Émile Meunier, Fondateur de Meunier avocats, cabinet au service des acteurs de la transition écologique, a accepté de répondre à nos questions et de nous parler de sa vision de l’économie circulaire.
Quel est votre sentiment par rapport au potentiel que représente l’économie circulaire pour notre société, en termes économiques, environnementaux et sociaux ?
L’économie circulaire représente une véritable révolution de nos modes de production et de consommation. Les fabricants doivent dès l’origine penser nos biens pour qu’ils durent le plus longtemps possible, qu’ils puissent être partagés, et réutilisés plusieurs fois avant d’être recyclés facilement. Les consommateurs doivent apprendre à moins acheter, mais mieux et à partager. Je crois profondément que les entreprises qui auront mis au cœur de leur modèle économique l’optimisation de chaque particule de matière et d’énergie seront les seules qui réussiront dans la prochaine décennie. Ceci étant, l’économie circulaire n’en est qu’à ses balbutiements. Si l’on regarde les grandes tendances mondiales, par habitant, nous n’avons jamais autant consommé et jeté. La durée de vie moyenne de nos appareils a diminué. Même des produits à plusieurs milliers d’euros sont désormais conçus pour ne durer que 3 ou 4 ans maximum. Songez à l’état de la planète lorsque des continents entiers comme l’Inde ou l’Afrique adopteront nos niveaux actuels de consommation.

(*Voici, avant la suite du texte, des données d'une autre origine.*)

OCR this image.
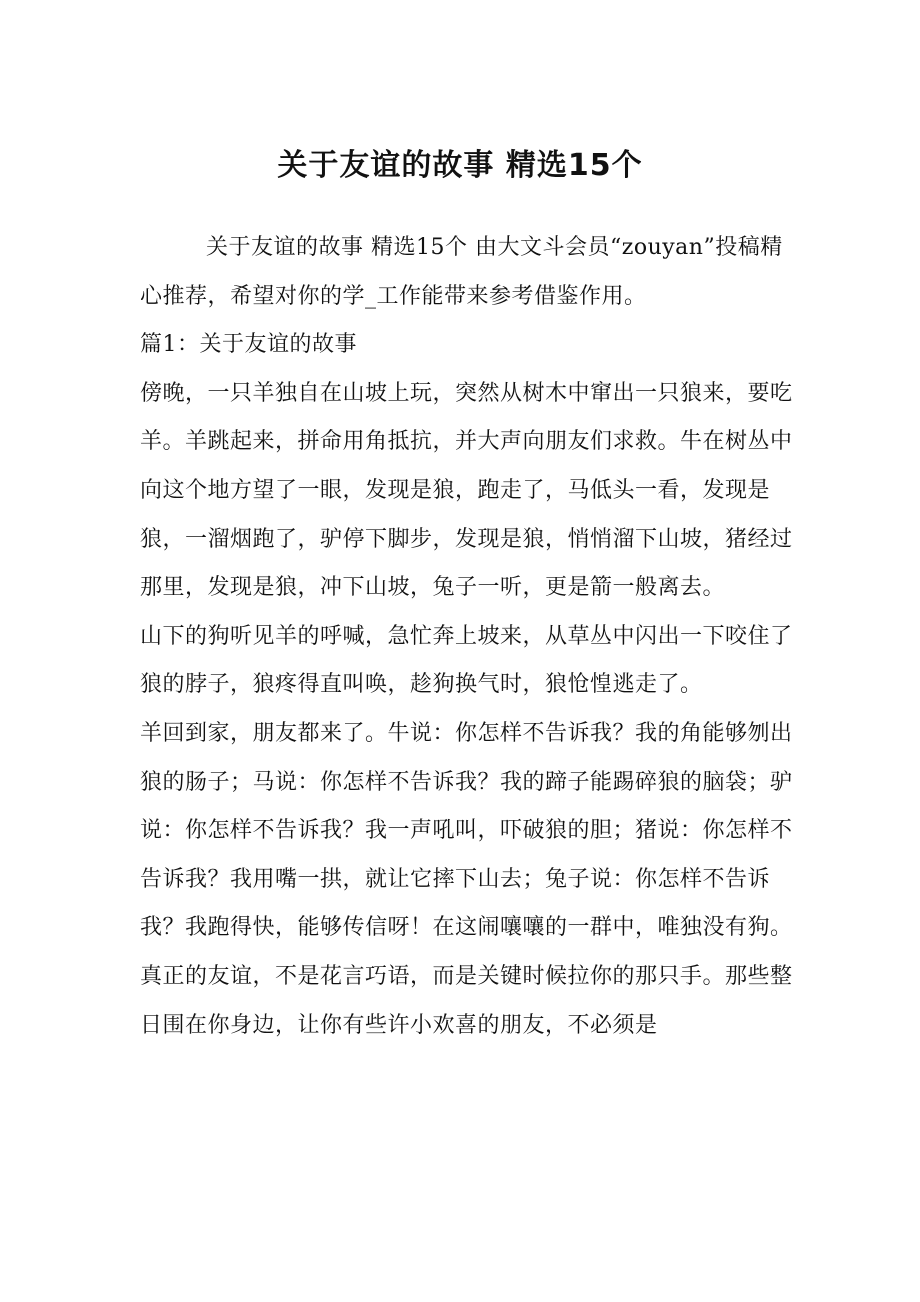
关于友谊的故事 精选15个

关于友谊的故事 精选15个 由大文斗会员“zouyan”投稿精心推荐，希望对你的学_工作能带来参考借鉴作用。

篇1：关于友谊的故事

傍晚，一只羊独自在山坡上玩，突然从树木中窜出一只狼来，要吃羊。羊跳起来，拼命用角抵抗，并大声向朋友们求救。牛在树丛中向这个地方望了一眼，发现是狼，跑走了，马低头一看，发现是狼，一溜烟跑了，驴停下脚步，发现是狼，悄悄溜下山坡，猪经过那里，发现是狼，冲下山坡，兔子一听，更是箭一般离去。

山下的狗听见羊的呼喊，急忙奔上坡来，从草丛中闪出一下咬住了狼的脖子，狼疼得直叫唤，趁狗换气时，狼怆惶逃走了。

羊回到家，朋友都来了。牛说：你怎样不告诉我？我的角能够刎出狼的肠子；马说：你怎样不告诉我？我的蹄子能踢碎狼的脑袋；驴说：你怎样不告诉我？我一声吼叫，吓破狼的胆；猪说：你怎样不告诉我？我用嘴一拱，就让它摔下山去；兔子说：你怎样不告诉我？我跑得快，能够传信呀！在这闹嚷嚷的一群中，唯独没有狗。

真正的友谊，不是花言巧语，而是关键时候拉你的那只手。那些整日围在你身边，让你有些许小欢喜的朋友，不必须是
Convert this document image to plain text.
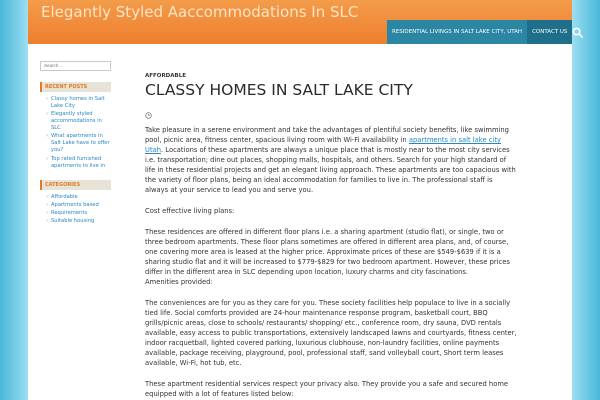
Elegantly Styled Aaccommodations In SLC
RESIDENTIAL LIVINGS IN SALT LAKE CITY, UTAH	CONTACT US
Search ...
RECENT POSTS
› Classy homes in Salt Lake City
› Elegantly styled accommodations in SLC
› What apartments in Salt Lake have to offer you?
› Top rated furnished apartments to live in
CATEGORIES
› Affordable
› Apartments based
› Requirements
› Suitable housing
AFFORDABLE
CLASSY HOMES IN SALT LAKE CITY

Take pleasure in a serene environment and take the advantages of plentiful society benefits, like swimming pool, picnic area, fitness center, spacious living room with Wi-Fi availability in apartments in salt lake city Utah. Locations of these apartments are always a unique place that is mostly near to the most city services i.e. transportation; dine out places, shopping malls, hospitals, and others. Search for your high standard of life in these residential projects and get an elegant living approach. These apartments are too capacious with the variety of floor plans, being an ideal accommodation for families to live in. The professional staff is always at your service to lead you and serve you.

Cost effective living plans:

These residences are offered in different floor plans i.e. a sharing apartment (studio flat), or single, two or three bedroom apartments. These floor plans sometimes are offered in different area plans, and, of course, one covering more area is leased at the higher price. Approximate prices of these are $549-$639 if it is a sharing studio flat and it will be increased to $779-$829 for two bedroom apartment. However, these prices differ in the different area in SLC depending upon location, luxury charms and city fascinations.

Amenities provided:

The conveniences are for you as they care for you. These society facilities help populace to live in a socially tied life. Social comforts provided are 24-hour maintenance response program, basketball court, BBQ grills/picnic areas, close to schools/ restaurants/ shopping/ etc., conference room, dry sauna, DVD rentals available, easy access to public transportations, extensively landscaped lawns and courtyards, fitness center, indoor racquetball, lighted covered parking, luxurious clubhouse, non-laundry facilities, online payments available, package receiving, playground, pool, professional staff, sand volleyball court, Short term leases available, Wi-Fi, hot tub, etc.

These apartment residential services respect your privacy also. They provide you a safe and secured home equipped with a lot of features listed below:
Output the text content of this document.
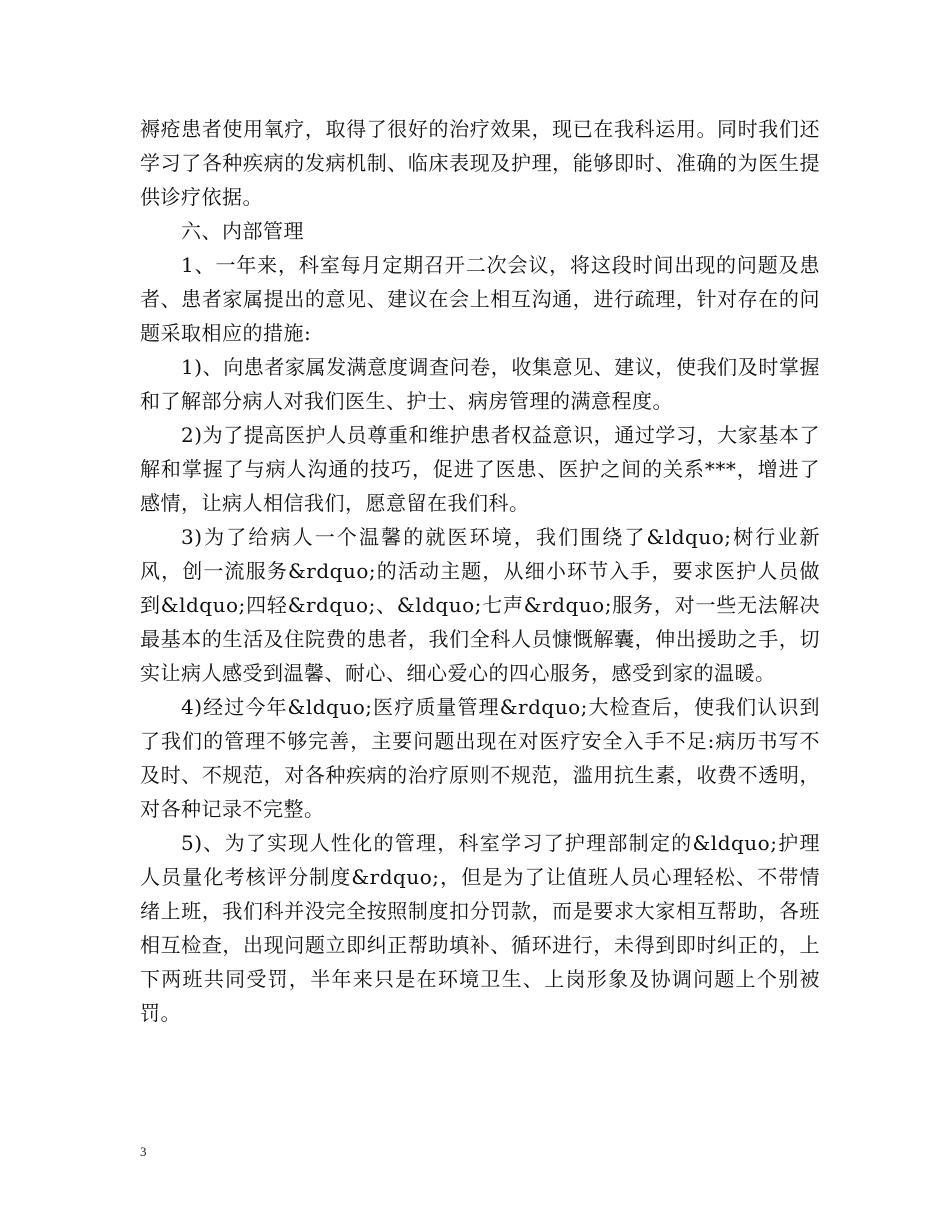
褥疮患者使用氧疗，取得了很好的治疗效果，现已在我科运用。同时我们还学习了各种疾病的发病机制、临床表现及护理，能够即时、准确的为医生提供诊疗依据。

六、内部管理

1、一年来，科室每月定期召开二次会议，将这段时间出现的问题及患者、患者家属提出的意见、建议在会上相互沟通，进行疏理，针对存在的问题采取相应的措施:

1)、向患者家属发满意度调查问卷，收集意见、建议，使我们及时掌握和了解部分病人对我们医生、护士、病房管理的满意程度。

2)为了提高医护人员尊重和维护患者权益意识，通过学习，大家基本了解和掌握了与病人沟通的技巧，促进了医患、医护之间的关系***，增进了感情，让病人相信我们，愿意留在我们科。

3)为了给病人一个温馨的就医环境，我们围绕了&ldquo;树行业新风，创一流服务&rdquo;的活动主题，从细小环节入手，要求医护人员做到&ldquo;四轻&rdquo;、&ldquo;七声&rdquo;服务，对一些无法解决最基本的生活及住院费的患者，我们全科人员慷慨解囊，伸出援助之手，切实让病人感受到温馨、耐心、细心爱心的四心服务，感受到家的温暖。

4)经过今年&ldquo;医疗质量管理&rdquo;大检查后，使我们认识到了我们的管理不够完善，主要问题出现在对医疗安全入手不足:病历书写不及时、不规范，对各种疾病的治疗原则不规范，滥用抗生素，收费不透明，对各种记录不完整。

5)、为了实现人性化的管理，科室学习了护理部制定的&ldquo;护理人员量化考核评分制度&rdquo;，但是为了让值班人员心理轻松、不带情绪上班，我们科并没完全按照制度扣分罚款，而是要求大家相互帮助，各班相互检查，出现问题立即纠正帮助填补、循环进行，未得到即时纠正的，上下两班共同受罚，半年来只是在环境卫生、上岗形象及协调问题上个别被罚。

3
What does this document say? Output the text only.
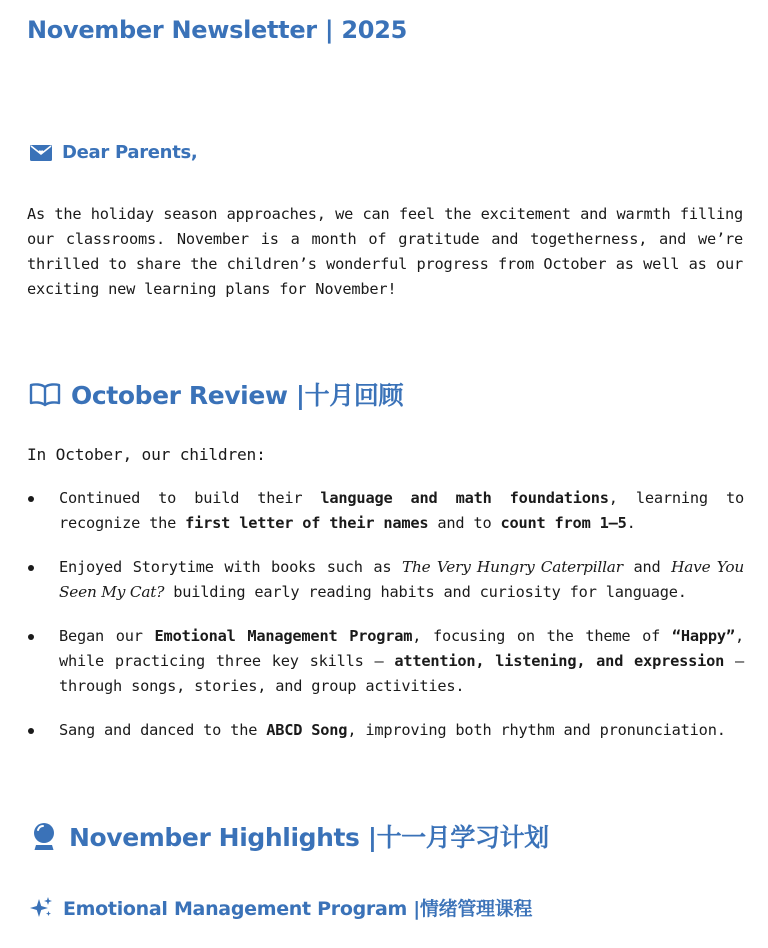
November Newsletter | 2025
Dear Parents,

As the holiday season approaches, we can feel the excitement and warmth filling our classrooms. November is a month of gratitude and togetherness, and we’re thrilled to share the children’s wonderful progress from October as well as our exciting new learning plans for November!

October Review |十月回顾

In October, our children:

Continued to build their language and math foundations, learning to recognize the first letter of their names and to count from 1–5.
Enjoyed Storytime with books such as The Very Hungry Caterpillar and Have You Seen My Cat? building early reading habits and curiosity for language.
Began our Emotional Management Program, focusing on the theme of “Happy”, while practicing three key skills — attention, listening, and expression — through songs, stories, and group activities.
Sang and danced to the ABCD Song, improving both rhythm and pronunciation.
November Highlights |十一月学习计划
Emotional Management Program |情绪管理课程
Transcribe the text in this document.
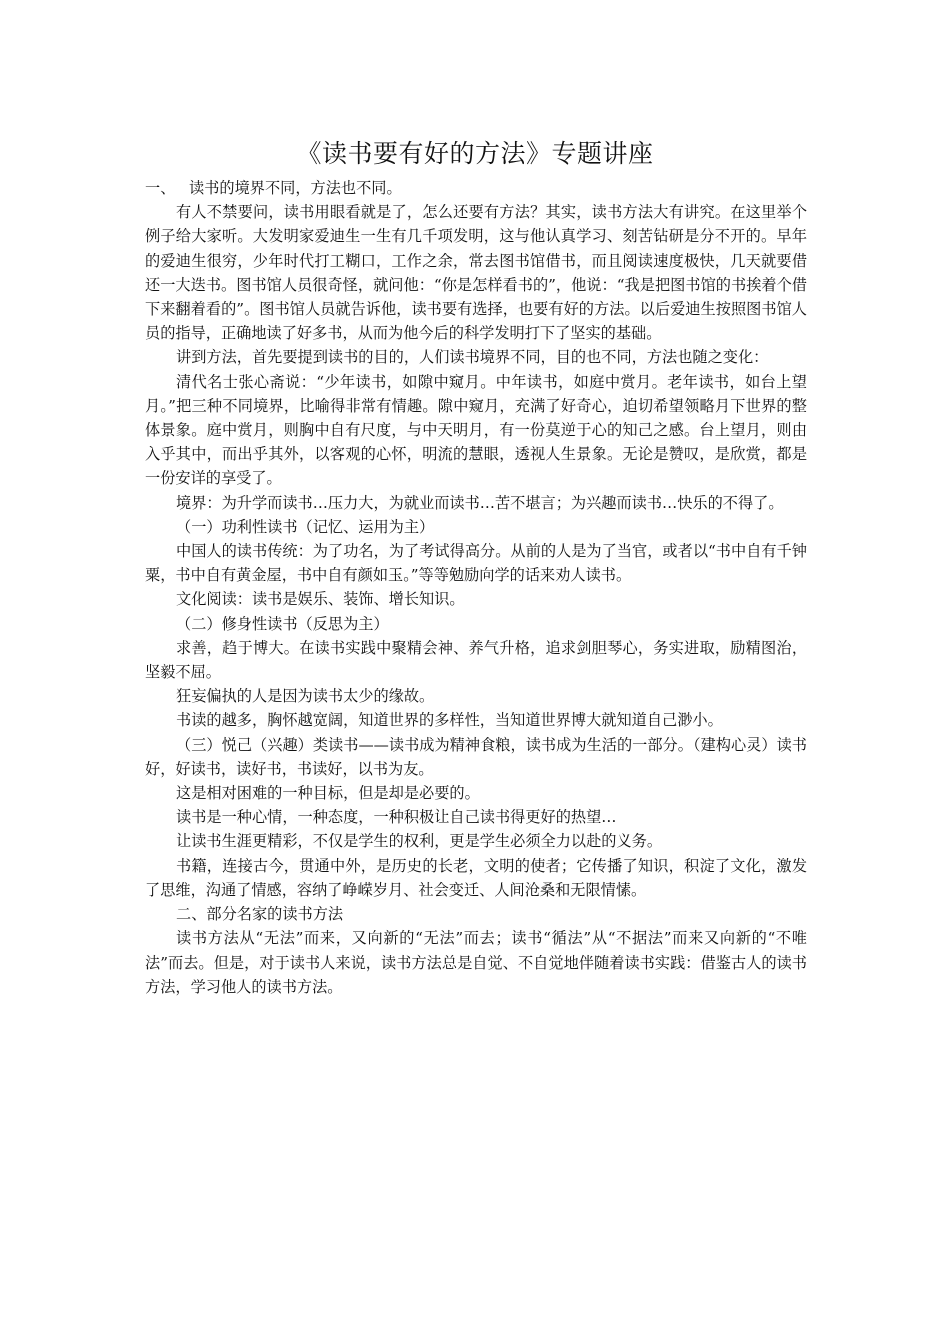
《读书要有好的方法》专题讲座

一、 读书的境界不同，方法也不同。

有人不禁要问，读书用眼看就是了，怎么还要有方法？其实，读书方法大有讲究。在这里举个例子给大家听。大发明家爱迪生一生有几千项发明，这与他认真学习、刻苦钻研是分不开的。早年的爱迪生很穷，少年时代打工糊口，工作之余，常去图书馆借书，而且阅读速度极快，几天就要借还一大迭书。图书馆人员很奇怪，就问他：“你是怎样看书的”，他说：“我是把图书馆的书挨着个借下来翻着看的”。图书馆人员就告诉他，读书要有选择，也要有好的方法。以后爱迪生按照图书馆人员的指导，正确地读了好多书，从而为他今后的科学发明打下了坚实的基础。

讲到方法，首先要提到读书的目的，人们读书境界不同，目的也不同，方法也随之变化：

清代名士张心斋说：“少年读书，如隙中窥月。中年读书，如庭中赏月。老年读书，如台上望月。”把三种不同境界，比喻得非常有情趣。隙中窥月，充满了好奇心，迫切希望领略月下世界的整体景象。庭中赏月，则胸中自有尺度，与中天明月，有一份莫逆于心的知己之感。台上望月，则由入乎其中，而出乎其外，以客观的心怀，明流的慧眼，透视人生景象。无论是赞叹，是欣赏，都是一份安详的享受了。

境界：为升学而读书…压力大，为就业而读书…苦不堪言；为兴趣而读书…快乐的不得了。

（一）功利性读书（记忆、运用为主）

中国人的读书传统：为了功名，为了考试得高分。从前的人是为了当官，或者以“书中自有千钟粟，书中自有黄金屋，书中自有颜如玉。”等等勉励向学的话来劝人读书。

文化阅读：读书是娱乐、装饰、增长知识。

（二）修身性读书（反思为主）

求善，趋于博大。在读书实践中聚精会神、养气升格，追求剑胆琴心，务实进取，励精图治，坚毅不屈。

狂妄偏执的人是因为读书太少的缘故。

书读的越多，胸怀越宽阔，知道世界的多样性，当知道世界博大就知道自己渺小。

（三）悦己（兴趣）类读书——读书成为精神食粮，读书成为生活的一部分。（建构心灵）读书好，好读书，读好书，书读好，以书为友。

这是相对困难的一种目标，但是却是必要的。

读书是一种心情，一种态度，一种积极让自己读书得更好的热望…

让读书生涯更精彩，不仅是学生的权利，更是学生必须全力以赴的义务。

书籍，连接古今，贯通中外，是历史的长老，文明的使者；它传播了知识，积淀了文化，激发了思维，沟通了情感，容纳了峥嵘岁月、社会变迁、人间沧桑和无限情愫。

二、部分名家的读书方法

读书方法从“无法”而来，又向新的“无法”而去；读书“循法”从“不据法”而来又向新的“不唯法”而去。但是，对于读书人来说，读书方法总是自觉、不自觉地伴随着读书实践：借鉴古人的读书方法，学习他人的读书方法。
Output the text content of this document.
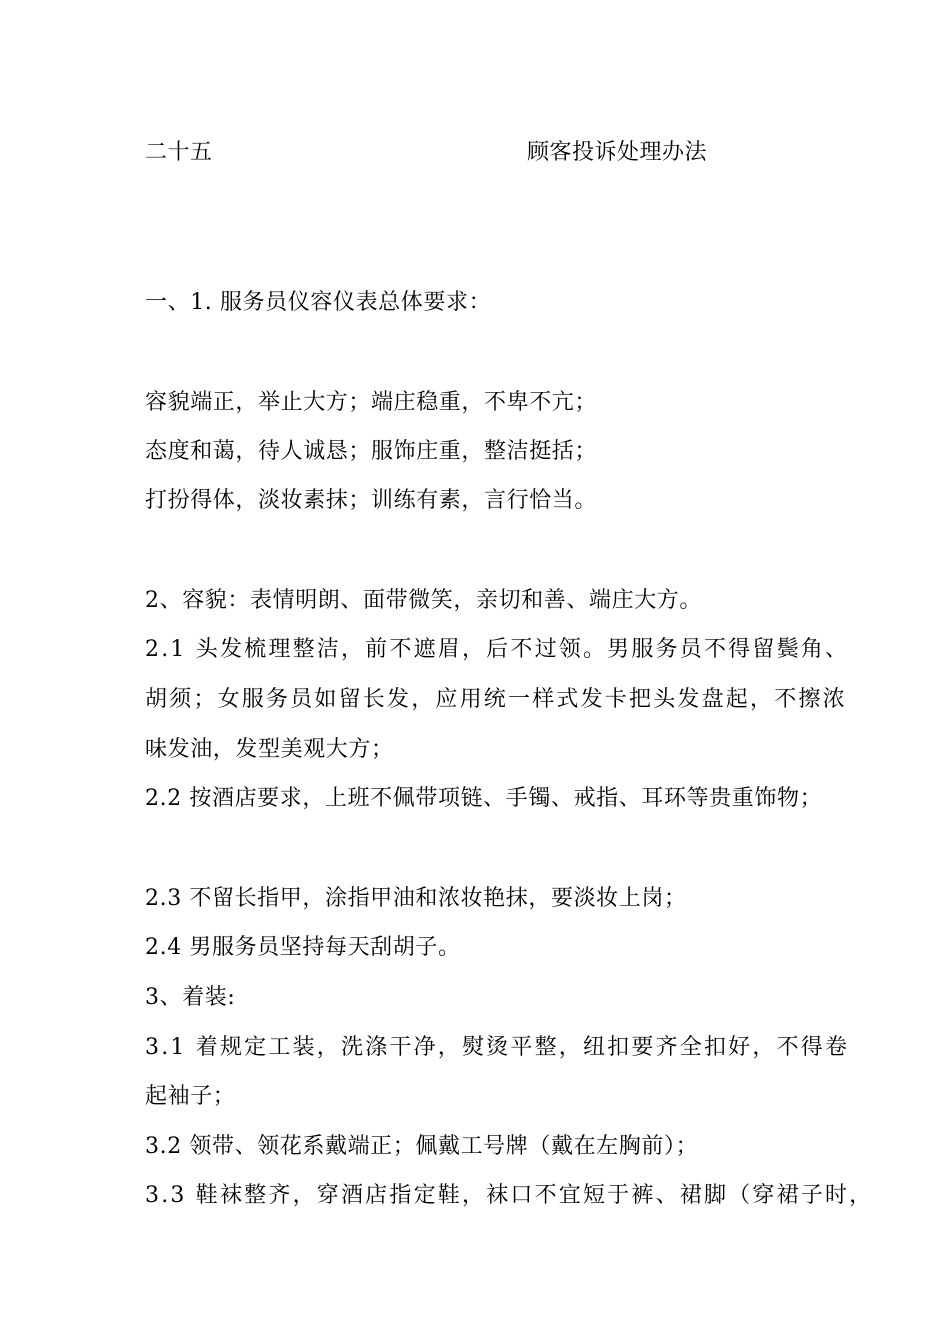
二十五	顾客投诉处理办法
一、1. 服务员仪容仪表总体要求：
容貌端正，举止大方；端庄稳重，不卑不亢；
态度和蔼，待人诚恳；服饰庄重，整洁挺括；
打扮得体，淡妆素抹；训练有素，言行恰当。
2、容貌：表情明朗、面带微笑，亲切和善、端庄大方。
2.1 头发梳理整洁，前不遮眉，后不过领。男服务员不得留鬓角、
胡须；女服务员如留长发，应用统一样式发卡把头发盘起，不擦浓
味发油，发型美观大方；
2.2 按酒店要求，上班不佩带项链、手镯、戒指、耳环等贵重饰物；
2.3 不留长指甲，涂指甲油和浓妆艳抹，要淡妆上岗；
2.4 男服务员坚持每天刮胡子。
3、着装:
3.1 着规定工装，洗涤干净，熨烫平整，纽扣要齐全扣好，不得卷
起袖子；
3.2 领带、领花系戴端正；佩戴工号牌（戴在左胸前）；
3.3 鞋袜整齐，穿酒店指定鞋，袜口不宜短于裤、裙脚（穿裙子时，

Ne nous leurrons pas : ces difficultés, peut-être les plus grandes que l’humanité ait connues, ne seront pas surmontées par le seul progrès technologique ou organisationnel. La bataille est avant tout culturelle. Comment faire accepter à la population mondiale que son mode de vie doit changer ? Comment assurer une juste redistribution entre les pays, principalement occidentaux, qui ont tirés tous les fruits de la mondialisation et ceux à qui l’on dit maintenant qu’ils ne peuvent plus suivre noter notre modèle linéaire ? Comment faire accepter aux industriels que produire toujours plus est un horizon impossible ? Selon moi, la solution passe par l’échelle locale, celle qui touche les citoyens dans leur quotidien. Après le grand mouvement de la mondialisation, nous devons enclencher celui de la territorialisation. Nos territoires doivent le plus possible se rapprocher de l’autosuffisance sur les grands secteurs tels que l’alimentation, l’énergie, la mobilité, la gestion des déchets, la construction. L’économie circulaire, avec sa logique de boucles locales, apporte toutes les solutions.
Quelles transformations peut-on attendre de la future loi économie circulaire attendue cette année ?
Sans rentrer dans un inventaire des mesures à prendre dans tous les domaines, j’attends de cette loi qu’elle mette le paquet sur la réduction des déchets à la source et la reterritorialisation de notre économie. Par exemple, recycler les bouteilles en plastique c’est nécessaire, réduire leur utilisation en mettant en place des systèmes locaux de consigne en verre, c’est bien mieux. On peut multiplier les exemples. Ainsi, la réparation doit être mis à l’honneur. En effet, ce sont des emplois locaux au service du prolongement de la vie des appareils. Avec d’autres, je plaide pour la reconnaissance d’un véritable droit à réparer, qui comprendrait le libre choix de son réparateur, même non agréé, et un libre accès pour ce dernier aux plans de réparation, outils, logiciels et pièces détachées ; une durée minimale obligatoire de disponibilité des pièces détachées de 7 ans, l’appui à la création et au développement de filières de formation de techniciens de réparation ; l’affichage clair de l’indisponibilité des pièces détachées ; la création d’un fonds de soutien à la réparation pour diminuer son coût ; un engagement à faire baisser la TVA sur les activités de réparation, de réemploi et de réutilisation pour passer à une TVA circulaire à 5,5% lorsque les directives européennes le permettront ; la création d’un crédit d’impôt réparation et/ou d’un chèque réparation…
L’exercice de la démocratie est avant tout une aventure citoyenne. Comment la mobilisation des français(es) peut-elle accélérer le virage vers l’économie circulaire ?
Ici aussi nous devons mettre l’accent sur l’échelle territoriale. Lorsqu’une plage est recouverte de déchet plastique, les citoyens se responsabilisent et se réorganisent pour trouver des solutions locales. L’autre solution est évidemment l’éduction des enfants dans les écoles. Beaucoup de choses ont été faites. Quand je compare ce que j’apprenais avec ce qui est enseigné aujourd’hui, je suis optimiste. Mais on doit faire bien plus. L’apprentissage de la nature et de son respect devrait être au moins aussi important que celui des autres matières fondamentales.